Me acompañan en esta travesía

viernes, 11 de diciembre de 2009

Sumando pequeñas ilusiones


Esto que os voy a decir no lo he aprendido hoy, ni ayer, ni el mes pasado, ni hace un lustro... Cuando se tiene una pequeña ilusión, un pequeño proyecto, una diminuta meta, hace que todo gire en su consecución. Y los preparativos, los preámbulos, los prolegómenos... van generando las endorfinas suficientes para construir pensamientos positivos, disminuir el dolor y favorecer los denominados "momentos felices", que yo llamaría simplemente: felicidad. Y no me digáis que ese es un concepto muy grande para definir un momento, delimitado en el tiempo.

Yo tengo mi teoría. Cuando la vida de una persona se limita, de repente, en lo físico (por problemas de salud, como es mi caso), se limita también en lo social, es decir, en todo lo que nos rodea, en lo que nos envuelve, en lo externo. Todo se reduce drásticamente, y tienes que reconducir tu vida hacia lo concreto, lo cercano. Por reducir, se reducen hasta los compañeros, los amigos ; muchos se pierden en el camino, aunque aparecen nuevos y escogidos, selectos.

En una proporción inversa, se expande, se engrandece nuestro mundo interior. Y el tiempo, todo ese que nos faltaba antes, en un ritmo acelerado; ahora, nos sobra, se ralentiza.

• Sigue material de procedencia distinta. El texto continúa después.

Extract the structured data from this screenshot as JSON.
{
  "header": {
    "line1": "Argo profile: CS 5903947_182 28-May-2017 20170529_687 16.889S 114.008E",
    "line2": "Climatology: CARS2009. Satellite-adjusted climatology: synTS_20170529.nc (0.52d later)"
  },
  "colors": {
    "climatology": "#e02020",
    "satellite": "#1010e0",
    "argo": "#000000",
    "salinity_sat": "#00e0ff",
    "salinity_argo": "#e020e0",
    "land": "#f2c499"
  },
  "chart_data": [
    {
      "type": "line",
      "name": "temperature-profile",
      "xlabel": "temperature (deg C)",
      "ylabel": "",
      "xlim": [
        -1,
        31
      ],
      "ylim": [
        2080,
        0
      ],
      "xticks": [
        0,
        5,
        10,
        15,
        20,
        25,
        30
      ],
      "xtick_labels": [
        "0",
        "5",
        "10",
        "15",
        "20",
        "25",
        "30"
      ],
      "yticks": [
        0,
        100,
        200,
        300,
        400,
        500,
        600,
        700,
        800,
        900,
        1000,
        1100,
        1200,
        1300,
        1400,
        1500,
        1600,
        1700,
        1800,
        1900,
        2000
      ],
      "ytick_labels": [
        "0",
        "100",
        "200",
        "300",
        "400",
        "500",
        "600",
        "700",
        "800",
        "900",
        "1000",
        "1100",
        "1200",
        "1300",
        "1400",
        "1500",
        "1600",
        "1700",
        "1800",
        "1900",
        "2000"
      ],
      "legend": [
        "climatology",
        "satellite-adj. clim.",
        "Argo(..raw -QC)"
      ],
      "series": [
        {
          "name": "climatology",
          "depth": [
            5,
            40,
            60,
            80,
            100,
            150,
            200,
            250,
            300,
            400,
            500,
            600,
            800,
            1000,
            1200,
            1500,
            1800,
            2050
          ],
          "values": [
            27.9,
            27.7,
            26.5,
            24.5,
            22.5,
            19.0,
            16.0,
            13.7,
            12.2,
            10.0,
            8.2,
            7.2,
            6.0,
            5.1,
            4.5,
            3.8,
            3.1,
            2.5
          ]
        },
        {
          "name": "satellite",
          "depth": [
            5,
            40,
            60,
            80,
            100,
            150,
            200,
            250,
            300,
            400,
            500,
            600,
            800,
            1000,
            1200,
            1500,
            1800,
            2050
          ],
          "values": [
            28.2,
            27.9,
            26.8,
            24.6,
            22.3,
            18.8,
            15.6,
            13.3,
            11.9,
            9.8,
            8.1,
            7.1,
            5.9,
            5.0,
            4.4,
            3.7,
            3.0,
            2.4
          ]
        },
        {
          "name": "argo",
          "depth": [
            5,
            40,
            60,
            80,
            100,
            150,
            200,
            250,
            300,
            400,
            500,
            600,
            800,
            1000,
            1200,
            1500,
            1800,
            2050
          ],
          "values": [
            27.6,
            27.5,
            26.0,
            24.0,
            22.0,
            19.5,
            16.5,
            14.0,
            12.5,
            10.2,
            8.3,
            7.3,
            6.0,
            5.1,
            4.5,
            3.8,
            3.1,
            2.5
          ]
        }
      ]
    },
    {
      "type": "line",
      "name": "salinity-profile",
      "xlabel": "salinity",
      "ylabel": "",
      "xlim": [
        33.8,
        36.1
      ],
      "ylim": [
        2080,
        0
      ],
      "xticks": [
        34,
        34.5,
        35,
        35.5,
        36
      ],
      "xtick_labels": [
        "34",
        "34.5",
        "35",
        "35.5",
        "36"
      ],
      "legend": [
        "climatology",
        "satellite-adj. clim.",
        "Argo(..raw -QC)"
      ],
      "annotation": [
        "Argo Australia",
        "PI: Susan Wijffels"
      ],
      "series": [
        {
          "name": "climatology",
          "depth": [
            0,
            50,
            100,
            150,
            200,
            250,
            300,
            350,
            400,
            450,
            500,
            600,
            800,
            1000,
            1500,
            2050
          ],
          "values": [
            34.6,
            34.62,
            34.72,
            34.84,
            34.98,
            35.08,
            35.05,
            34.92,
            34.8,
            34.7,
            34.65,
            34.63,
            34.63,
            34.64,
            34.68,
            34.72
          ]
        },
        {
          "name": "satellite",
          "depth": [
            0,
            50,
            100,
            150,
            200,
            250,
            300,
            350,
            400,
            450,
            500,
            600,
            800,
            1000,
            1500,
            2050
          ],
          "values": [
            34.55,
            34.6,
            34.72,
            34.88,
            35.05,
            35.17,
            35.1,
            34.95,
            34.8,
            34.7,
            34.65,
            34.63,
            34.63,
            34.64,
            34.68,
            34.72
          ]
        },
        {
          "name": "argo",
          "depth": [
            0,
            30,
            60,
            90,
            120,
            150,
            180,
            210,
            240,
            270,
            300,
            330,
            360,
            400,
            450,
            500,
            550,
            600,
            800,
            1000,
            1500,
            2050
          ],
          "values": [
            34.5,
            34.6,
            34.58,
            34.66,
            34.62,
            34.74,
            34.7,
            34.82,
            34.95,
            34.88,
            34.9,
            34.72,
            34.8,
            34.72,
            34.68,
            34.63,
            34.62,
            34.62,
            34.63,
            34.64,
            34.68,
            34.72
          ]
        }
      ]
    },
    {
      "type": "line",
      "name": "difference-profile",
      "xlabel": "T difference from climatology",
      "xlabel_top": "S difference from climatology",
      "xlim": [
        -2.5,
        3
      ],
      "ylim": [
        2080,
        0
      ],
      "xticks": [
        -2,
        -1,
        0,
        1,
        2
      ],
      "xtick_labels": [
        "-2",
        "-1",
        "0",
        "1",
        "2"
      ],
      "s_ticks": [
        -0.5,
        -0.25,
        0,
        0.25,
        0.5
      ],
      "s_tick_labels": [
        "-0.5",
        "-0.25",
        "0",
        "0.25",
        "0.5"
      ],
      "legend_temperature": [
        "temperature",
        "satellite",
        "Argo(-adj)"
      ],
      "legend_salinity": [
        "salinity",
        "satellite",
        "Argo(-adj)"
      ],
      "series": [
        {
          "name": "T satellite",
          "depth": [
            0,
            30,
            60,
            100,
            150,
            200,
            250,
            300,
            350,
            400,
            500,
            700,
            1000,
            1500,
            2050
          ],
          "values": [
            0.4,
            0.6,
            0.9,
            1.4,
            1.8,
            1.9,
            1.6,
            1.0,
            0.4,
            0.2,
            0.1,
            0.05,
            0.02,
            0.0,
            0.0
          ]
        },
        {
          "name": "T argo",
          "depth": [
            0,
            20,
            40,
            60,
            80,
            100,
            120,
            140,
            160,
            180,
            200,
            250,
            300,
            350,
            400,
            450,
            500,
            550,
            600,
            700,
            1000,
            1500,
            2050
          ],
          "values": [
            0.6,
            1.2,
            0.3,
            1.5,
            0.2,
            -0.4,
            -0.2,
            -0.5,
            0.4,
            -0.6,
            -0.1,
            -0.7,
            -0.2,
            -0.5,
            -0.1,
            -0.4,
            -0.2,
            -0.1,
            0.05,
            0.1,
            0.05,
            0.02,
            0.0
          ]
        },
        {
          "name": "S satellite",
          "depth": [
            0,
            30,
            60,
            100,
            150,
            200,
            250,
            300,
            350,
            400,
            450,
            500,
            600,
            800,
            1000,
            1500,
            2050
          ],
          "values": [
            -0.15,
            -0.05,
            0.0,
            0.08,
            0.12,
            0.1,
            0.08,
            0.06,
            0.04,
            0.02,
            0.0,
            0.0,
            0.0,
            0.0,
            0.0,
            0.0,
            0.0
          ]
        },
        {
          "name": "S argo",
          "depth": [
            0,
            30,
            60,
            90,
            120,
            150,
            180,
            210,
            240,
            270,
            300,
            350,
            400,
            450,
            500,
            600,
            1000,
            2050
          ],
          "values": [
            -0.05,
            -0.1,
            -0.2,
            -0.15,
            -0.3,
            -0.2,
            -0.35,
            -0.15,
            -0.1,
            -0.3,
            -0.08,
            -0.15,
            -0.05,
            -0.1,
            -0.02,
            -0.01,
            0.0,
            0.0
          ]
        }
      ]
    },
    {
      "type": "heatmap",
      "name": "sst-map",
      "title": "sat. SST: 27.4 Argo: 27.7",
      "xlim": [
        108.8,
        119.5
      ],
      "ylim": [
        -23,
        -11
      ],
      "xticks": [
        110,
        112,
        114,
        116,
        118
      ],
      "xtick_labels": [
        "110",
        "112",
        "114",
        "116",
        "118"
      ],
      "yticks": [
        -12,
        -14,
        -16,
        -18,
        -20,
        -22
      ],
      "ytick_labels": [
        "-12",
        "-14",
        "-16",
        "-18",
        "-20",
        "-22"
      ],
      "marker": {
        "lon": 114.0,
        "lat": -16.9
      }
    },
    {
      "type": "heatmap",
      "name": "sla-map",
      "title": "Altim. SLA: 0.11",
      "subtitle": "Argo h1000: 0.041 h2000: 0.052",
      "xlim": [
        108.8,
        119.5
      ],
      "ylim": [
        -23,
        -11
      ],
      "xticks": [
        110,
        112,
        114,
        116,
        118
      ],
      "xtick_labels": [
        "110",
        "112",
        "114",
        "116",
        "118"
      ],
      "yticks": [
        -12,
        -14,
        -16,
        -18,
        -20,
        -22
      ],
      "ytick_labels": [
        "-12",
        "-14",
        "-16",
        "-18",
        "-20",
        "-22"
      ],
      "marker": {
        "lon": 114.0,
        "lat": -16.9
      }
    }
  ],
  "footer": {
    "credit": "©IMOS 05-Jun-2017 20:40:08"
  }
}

¿Y todo este rollo filosófico a qué viene, os preguntaréis? porque os voy a contar una nueva y pequeña ilusión.

Hoy he vuelto a ir a la peluquería, y no penséis que voy todas las semanas, no, no, qué va. Espero, espero y pospongo, hasta que me aparece la raya de heroína en la cabeza y las patillas del Puma, aquel que cantaba "Pavo real". Pero es que mañana tengo que estar presentable y, si puede ser, mona. Nos reunimos unas colegialas encantadoras, algunas de nosotras hace más de treinta años que no nos vemos, y quiero causarles la mejor impresión posible. Estamos todas muy ilusionadas.

Los días previos han sido de preparativos, de llamadas telefónicas y correos electrónicos. Y yo, además, temiéndome no estar bien para este encuentro y pidiendo ayuda a superhéroes de pacotilla.

Así que, hoy ha tocado peluquería. La sesión de Gran Hermano ha sido más corta, ya que como tenía mi tinte y mis mechas impecables, sólo he necesitado un cortecito y un peinado. He terminado muy pronto y he aprovechado para darme una vueltecita por el centro comercial, con su decoración navideña tan ideal. Y mientras compraba y miraba, mi cabeza no paraba de pensar en qué modelito me pondría para el evento. Y ha sido esta noche cuando he abierto el armario y, con ayuda de mi hijo, me he probado algunos hasta decidirme, no sin antes darle la tabarra al muchacho sobre cuál me sienta mejor, o me hace más joven... cuando el padre ha asomado, ya habíamos resuelto la disyuntiva.

Otro preparativo ha sido las cargas de baterías: la de la cámara fotográfica y la del scooter eléctrico, al que me he acostumbrado en nada de tiempo y me va fenomenal. Y todos de cabeza: dónde está el calgador de la cámara, yo lo guardé en su sitio, pues no lo veo, si es un perro te tira un bocao, este niño es que no mira nada, ay, ay.

Llevo todo el día bromeando, con muy buen humor y mi mente ocupada en este pequeño proyecto, en esta pequeña ilusión.

Esta noche no sé cómo poner la cabeza en la almohada para no estropear el peinado. Mientras esto escribo, no quiero girarla, sólo lo justo, para ver la tele de reojos. Entre eso y escribir sobre el pecho, viendo el teclado también de reojo, presiento que esta noche voy a dormir pronto.

Felices sueños.

Imagen: Flickr.

3 comentarios:

Leonor dijo...

Tienes mucha razón. Cuando el tiempo se ralentiza y algunos llamados amigos desaparecen, todo nuestro mundo interior se expande y se hace más profundo y auténtico.

Te deseo toda la felicidad del mundo en este día y que lo paséis estupendamente todas juntas.
Pero eso sí CUENTAAAAAAAAA :p
(más que nada, por si no te quieres quedar sin orejas jejejeje)

Un abrazote mi niña,
Con mucho cariño de tu amiga
Leonor

Perséfone dijo...

Gracias, Leonor, lo hemos pasado muy bien, ya lo contaré en una entradilla en el blog.

Pero, escúchame, eso de "por si no te quieres quedar sin orejas" no lo he entendido, estoy torpe ¿qué quiere decir?

Leonor dijo...

Jajaja... quería decir que si no nos cuentas que tal lo has pasado, te arrancaré las orejas!!!